Depuis quelques jours, Cuba est victime d’importantes pénuries. La situation risque de ne pas s’arranger. Une raffinerie de La Havane a été victime d’un incendie.
La raffinerie de La Havane en proie aux flammes
Le vendredi 13 février 2026, un incendie s’est déclaré dans l’enceinte de la principale raffinerie de pétrole de La Havane, à Cuba, au cœur d’une situation énergétique déjà critique. Selon les premières informations, le feu a pris dans une zone contenant des matériaux inutilisés, sans atteindre les principales unités de stockage de carburant ni les installations stratégiques de production. Les services d’incendie sont rapidement intervenus. L’intervention a permis de contenir le sinistre dans un périmètre limité, ce qui a évité une propagation vers les infrastructures pétrolières sensibles. Le panache de fumée noire était visible depuis plusieurs quartiers de La Havane, suscitant une vive inquiétude parmi les habitants. Les autorités confirment qu’aucune victime n’a été signalée.

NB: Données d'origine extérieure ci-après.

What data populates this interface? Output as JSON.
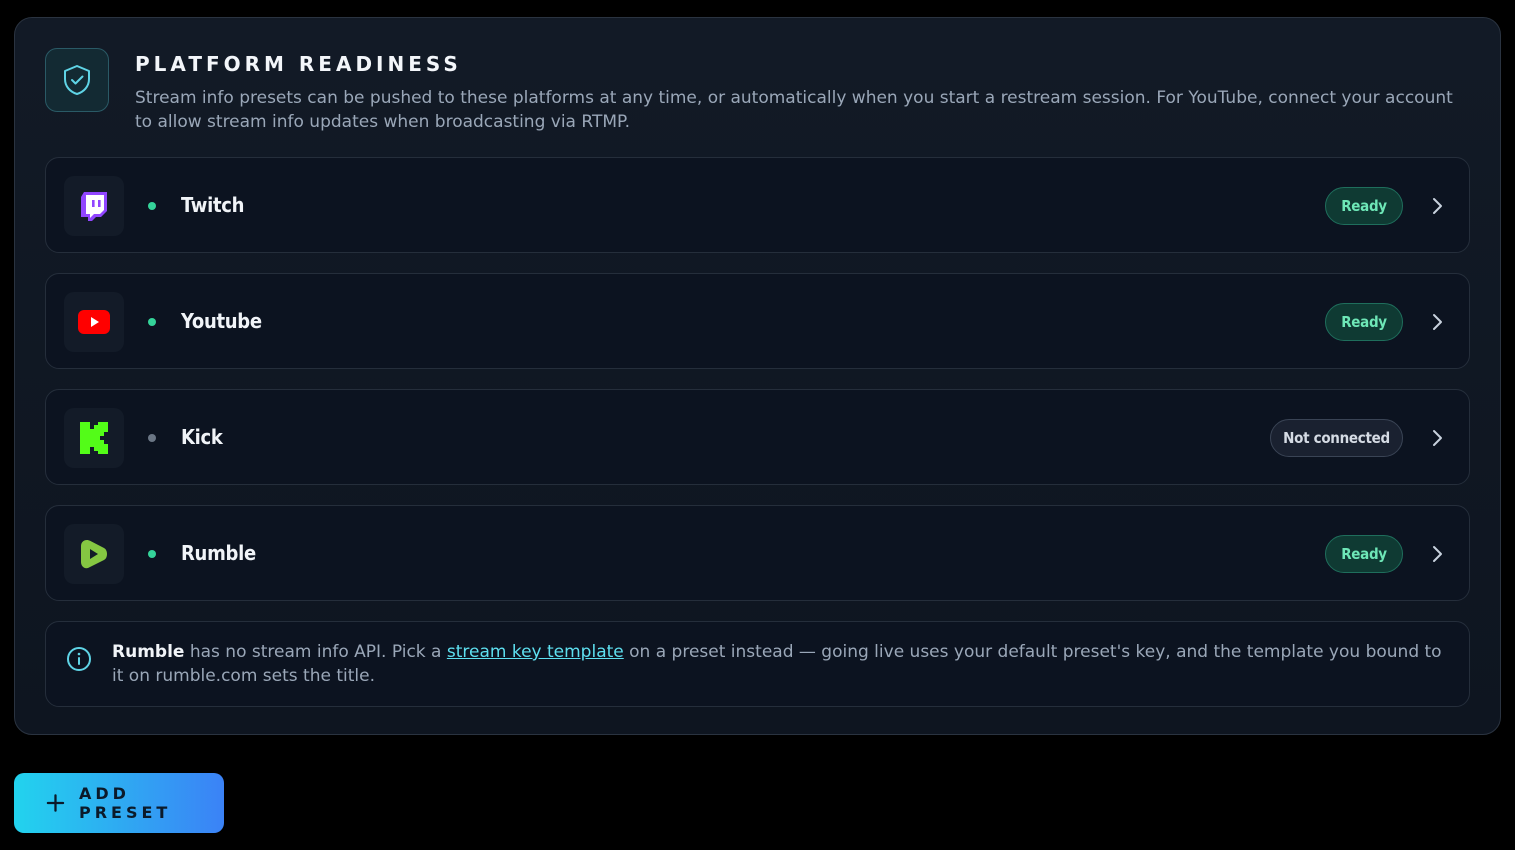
{
  "header": {
    "title": "PLATFORM READINESS",
    "description": "Stream info presets can be pushed to these platforms at any time, or automatically when you start a restream session. For YouTube, connect your account to allow stream info updates when broadcasting via RTMP."
  },
  "platforms": [
    {
      "name": "Twitch",
      "status": "Ready",
      "icon": "twitch-icon",
      "color": "#9146ff"
    },
    {
      "name": "Youtube",
      "status": "Ready",
      "icon": "youtube-icon",
      "color": "#ff0000"
    },
    {
      "name": "Kick",
      "status": "Not connected",
      "icon": "kick-icon",
      "color": "#53fc18"
    },
    {
      "name": "Rumble",
      "status": "Ready",
      "icon": "rumble-icon",
      "color": "#85c742"
    }
  ],
  "info": {
    "strong": "Rumble",
    "before_link": " has no stream info API. Pick a ",
    "link": "stream key template",
    "after_link": " on a preset instead — going live uses your default preset's key, and the template you bound to it on rumble.com sets the title."
  },
  "actions": {
    "add_preset": "ADD PRESET"
  },
  "colors": {
    "ready_text": "#6ee7b7",
    "accent_start": "#22d3ee",
    "accent_end": "#3b82f6"
  }
}
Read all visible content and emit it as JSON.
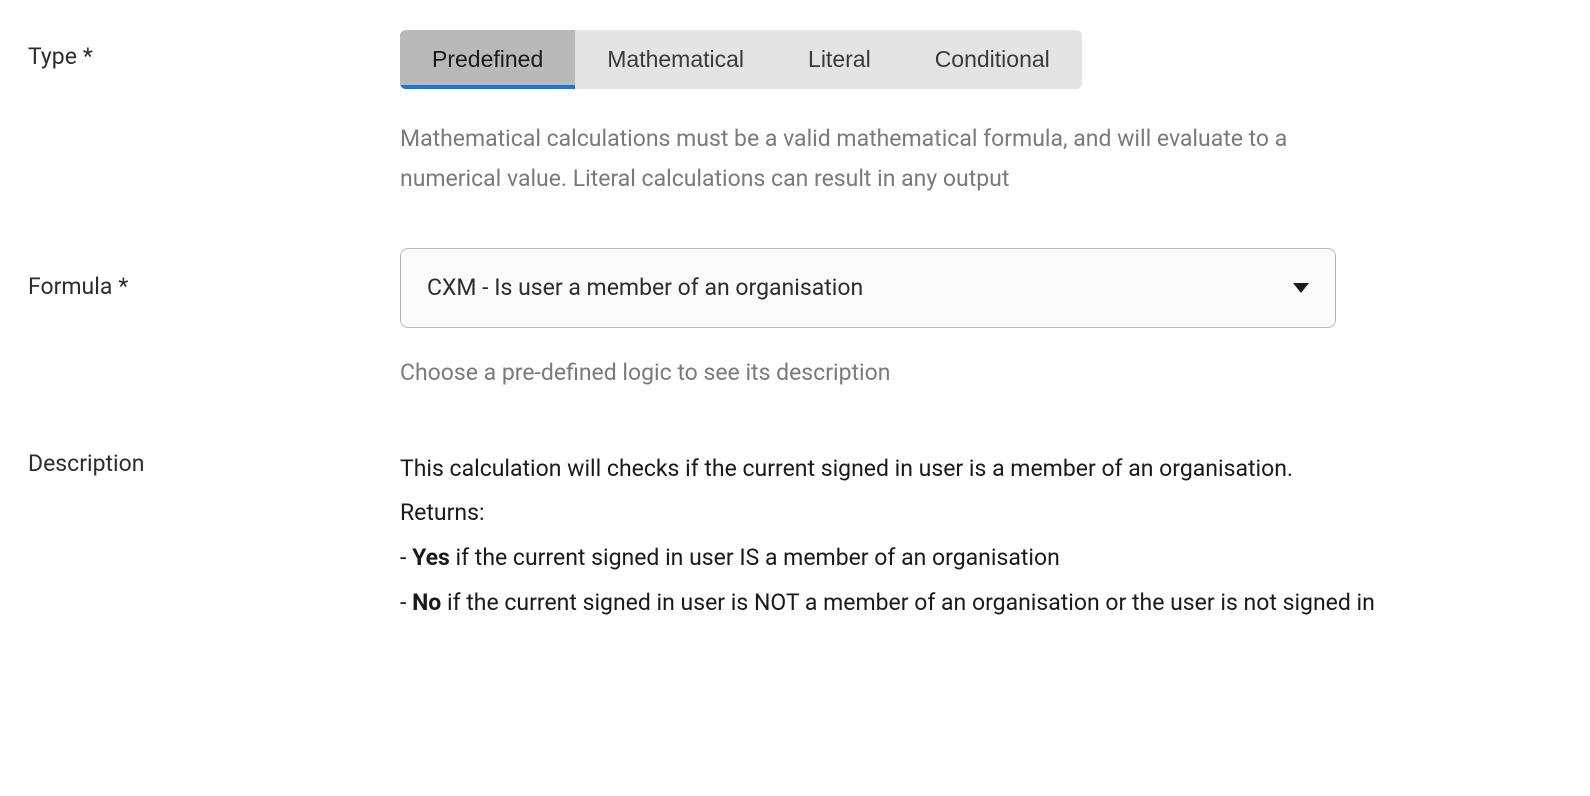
{
  "type": {
    "label": "Type",
    "required_marker": "*",
    "tabs": {
      "predefined": "Predefined",
      "mathematical": "Mathematical",
      "literal": "Literal",
      "conditional": "Conditional"
    },
    "helper": "Mathematical calculations must be a valid mathematical formula, and will evaluate to a numerical value. Literal calculations can result in any output"
  },
  "formula": {
    "label": "Formula",
    "required_marker": "*",
    "selected": "CXM - Is user a member of an organisation",
    "helper": "Choose a pre-defined logic to see its description"
  },
  "description": {
    "label": "Description",
    "line1": "This calculation will checks if the current signed in user is a member of an organisation.",
    "line2": "Returns:",
    "line3_prefix": "- ",
    "line3_bold": "Yes",
    "line3_rest": " if the current signed in user IS a member of an organisation",
    "line4_prefix": "- ",
    "line4_bold": "No",
    "line4_rest": " if the current signed in user is NOT a member of an organisation or the user is not signed in"
  }
}
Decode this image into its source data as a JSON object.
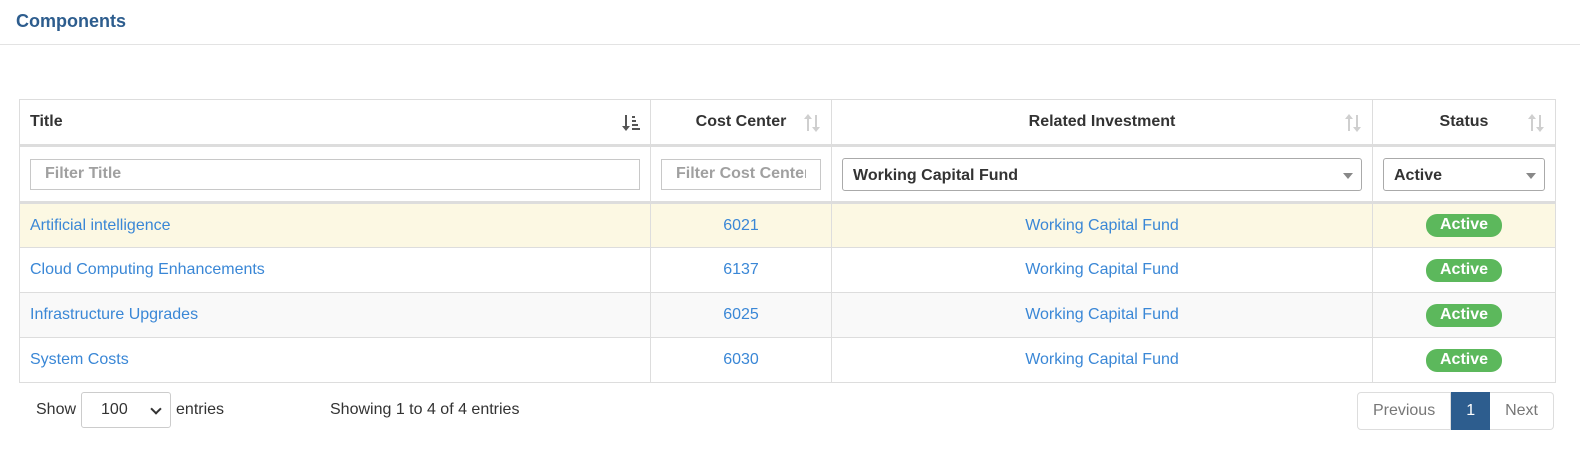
{
  "panel": {
    "title": "Components"
  },
  "table": {
    "columns": [
      "Title",
      "Cost Center",
      "Related Investment",
      "Status"
    ],
    "filters": {
      "title_placeholder": "Filter Title",
      "cost_center_placeholder": "Filter Cost Center",
      "related_investment_selected": "Working Capital Fund",
      "status_selected": "Active"
    },
    "rows": [
      {
        "title": "Artificial intelligence",
        "cost_center": "6021",
        "related_investment": "Working Capital Fund",
        "status": "Active"
      },
      {
        "title": "Cloud Computing Enhancements",
        "cost_center": "6137",
        "related_investment": "Working Capital Fund",
        "status": "Active"
      },
      {
        "title": "Infrastructure Upgrades",
        "cost_center": "6025",
        "related_investment": "Working Capital Fund",
        "status": "Active"
      },
      {
        "title": "System Costs",
        "cost_center": "6030",
        "related_investment": "Working Capital Fund",
        "status": "Active"
      }
    ]
  },
  "footer": {
    "show_label": "Show",
    "page_length": "100",
    "entries_label": "entries",
    "info": "Showing 1 to 4 of 4 entries",
    "previous": "Previous",
    "current_page": "1",
    "next": "Next"
  },
  "colors": {
    "title": "#2d5d8e",
    "link": "#3a87d6",
    "active_badge": "#5cb85c",
    "highlight_row": "#fcf8e3",
    "current_page": "#2d5d8e"
  }
}
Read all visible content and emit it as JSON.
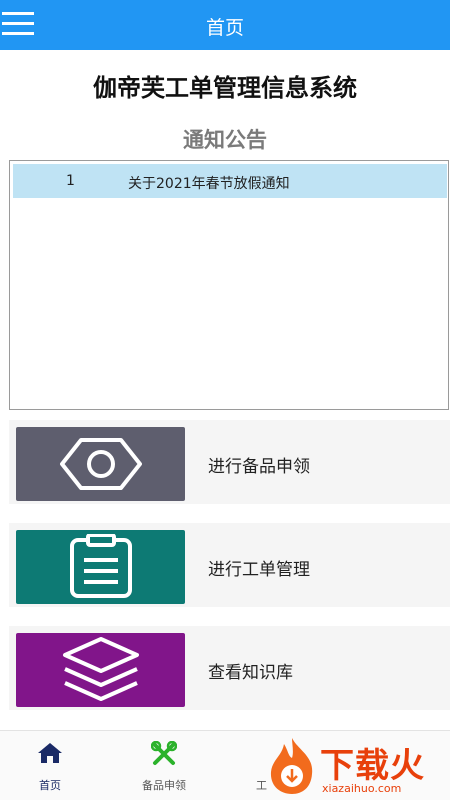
{
  "header": {
    "title": "首页",
    "menu_icon": "hamburger-menu-icon"
  },
  "app_title": "伽帝芙工单管理信息系统",
  "notice": {
    "heading": "通知公告",
    "items": [
      {
        "index": "1",
        "title": "关于2021年春节放假通知"
      }
    ]
  },
  "actions": [
    {
      "label": "进行备品申领",
      "icon": "hexagon-nut-icon",
      "color": "#5e5e6e"
    },
    {
      "label": "进行工单管理",
      "icon": "clipboard-icon",
      "color": "#0d7a74"
    },
    {
      "label": "查看知识库",
      "icon": "layers-icon",
      "color": "#81158a"
    }
  ],
  "bottom_nav": [
    {
      "label": "首页",
      "icon": "home-icon",
      "active": true
    },
    {
      "label": "备品申领",
      "icon": "tools-icon",
      "active": false
    },
    {
      "label": "工",
      "icon": "work-order-icon",
      "active": false
    }
  ],
  "watermark": {
    "text": "下载火",
    "sub": "xiazaihuo.com"
  }
}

Problème : l’incendie intervient dans un secteur énergétique déjà fragilisé, et la raffinerie de pétrole de La Havane constitue l’un des rares sites de transformation pétrolière opérationnels à Cuba. Les opérations de sécurité ont permis d’éviter l’embrasement de réservoirs contenant des produits pétroliers, ce qui aurait pu provoquer un sinistre industriel majeur dans une zone densément peuplée.
Cuba, raffinerie, pétrole et incendie : un choc industriel dans un système énergétique fragilisé
À Cuba, cet incendie ne se limite pas à un simple accident industriel. Il s’inscrit dans un contexte énergétique extrêmement tendu. Le pays traverse une crise énergétique profonde, caractérisée par des pénuries chroniques de carburant, des coupures de courant régulières et une dépendance structurelle aux importations de pétrole. Dans ce cadre, la raffinerie de La Havane joue un rôle stratégique dans la transformation du pétrole brut importé, ce qui rend chaque incident industriel particulièrement sensible pour l’équilibre énergétique national.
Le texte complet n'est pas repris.